While the project is credited as in-house, press releases state that Jaguar wants to "advo[cate] for artistic expression, in all forms". Hopefully one of the two gallery spaces in Miami will be able to sketch a convincing picture next week.
The campaign recalls other kinds of faux-progress
But where they have gestured to wider creativity here – mainly in the much-mocked models with angular haircuts and monochrome outfits – I don't get the feeling that these will be part of Jaguar's luxury vision.
Lacking context, they are left looking more like a hairdressing expo, and, as I often do, I feel for fashion. Rarely understood by other design disciplines, it is nonetheless wheeled out in service of vague posturing – but without the due care and attention it deserves (could no one have pinned, or Photoshopped those coat lapels to look their best?)
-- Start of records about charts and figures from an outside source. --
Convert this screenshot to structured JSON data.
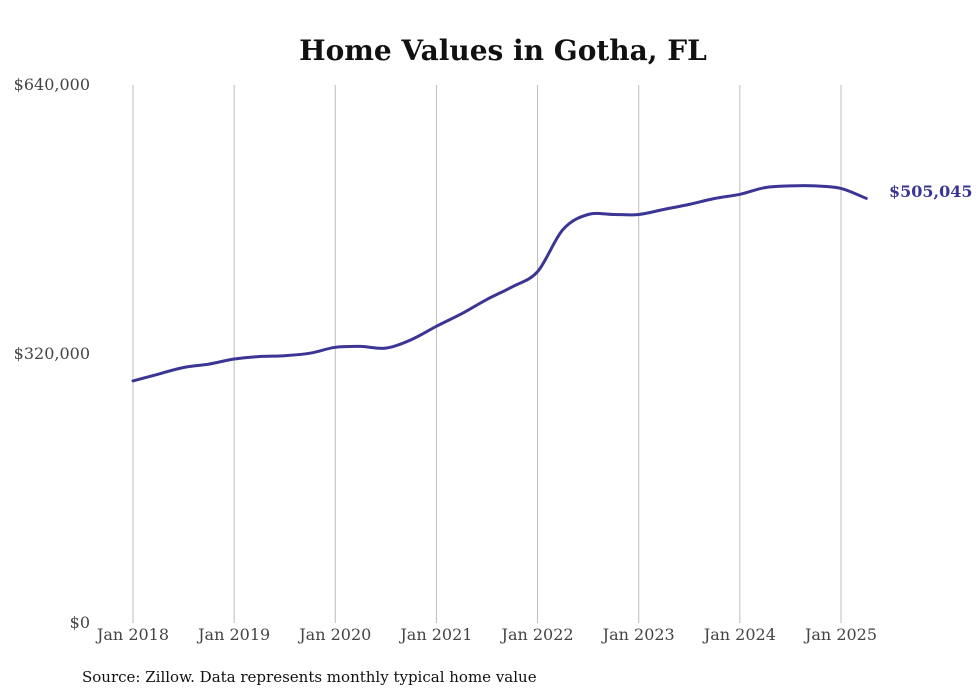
{
  "chart_data": {
    "type": "line",
    "title": "Home Values in Gotha, FL",
    "xlabel": "",
    "ylabel": "",
    "ylim": [
      0,
      640000
    ],
    "y_ticks": [
      "$0",
      "$320,000",
      "$640,000"
    ],
    "x_ticks": [
      "Jan 2018",
      "Jan 2019",
      "Jan 2020",
      "Jan 2021",
      "Jan 2022",
      "Jan 2023",
      "Jan 2024",
      "Jan 2025"
    ],
    "grid": "vertical",
    "legend": "none",
    "end_label": "$505,045",
    "series": [
      {
        "color": "#3b3594",
        "x": [
          "2018-01",
          "2018-04",
          "2018-07",
          "2018-10",
          "2019-01",
          "2019-04",
          "2019-07",
          "2019-10",
          "2020-01",
          "2020-04",
          "2020-07",
          "2020-10",
          "2021-01",
          "2021-04",
          "2021-07",
          "2021-10",
          "2022-01",
          "2022-04",
          "2022-07",
          "2022-10",
          "2023-01",
          "2023-04",
          "2023-07",
          "2023-10",
          "2024-01",
          "2024-04",
          "2024-07",
          "2024-10",
          "2025-01",
          "2025-04"
        ],
        "values": [
          288000,
          296000,
          304000,
          308000,
          314000,
          317000,
          318000,
          321000,
          328000,
          329000,
          327000,
          337000,
          353000,
          368000,
          385000,
          400000,
          418000,
          468000,
          486000,
          486000,
          486000,
          492000,
          498000,
          505000,
          510000,
          518000,
          520000,
          520000,
          517000,
          505045
        ]
      }
    ]
  },
  "source_text": "Source: Zillow. Data represents monthly typical home value"
}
And as for the people wearing the clothes, such has been the anger at who is and isn't in the ad that Jaguar's managing director Rawdon Glover expressed disappointment to the Financial Times over the "vile hatred" spawned by it, while also saying: "This is not a depiction of how we think our future customers are."
Looking for the substance behind the change, there is the £15bn of investment over five years to assist the move to electric, such as a Jaguar Land Rover-linked battery recycling project to reduce the need for raw materials – but this is not the stuff of the rebrand.
Instead, the campaign recalls other kinds of faux-progress: out with bad, dirty smoking and in with a breath of flavoured, child-friendly vapes; cloud computing eliminating physical clutter and simply sweeping it cleanly under the digital carpet – not to mention electric cars. Are those rocks in the pink Jaguar landscape a rose-tinted reference to the exploitative, inequitable, and dangerous mining industry behind battery wonder materials?
Not that you'd look to the high-end automotive industry for a new paragon of sustainability. And if all this turns out to be a genius publicity move, Jaguar is seemingly happy to risk those elements that stand out – diversity, ambitions for a better future, creative work – and make them the butt of the joke.
Sophie Tolhurst is a Sheffield-based design writer and former fashion designer. She was previously a senior writer at Design Week and deputy editor at FX Magazine. Her writing has also appeared in Creative Review, Disegno, the Financial Times, and Frieze.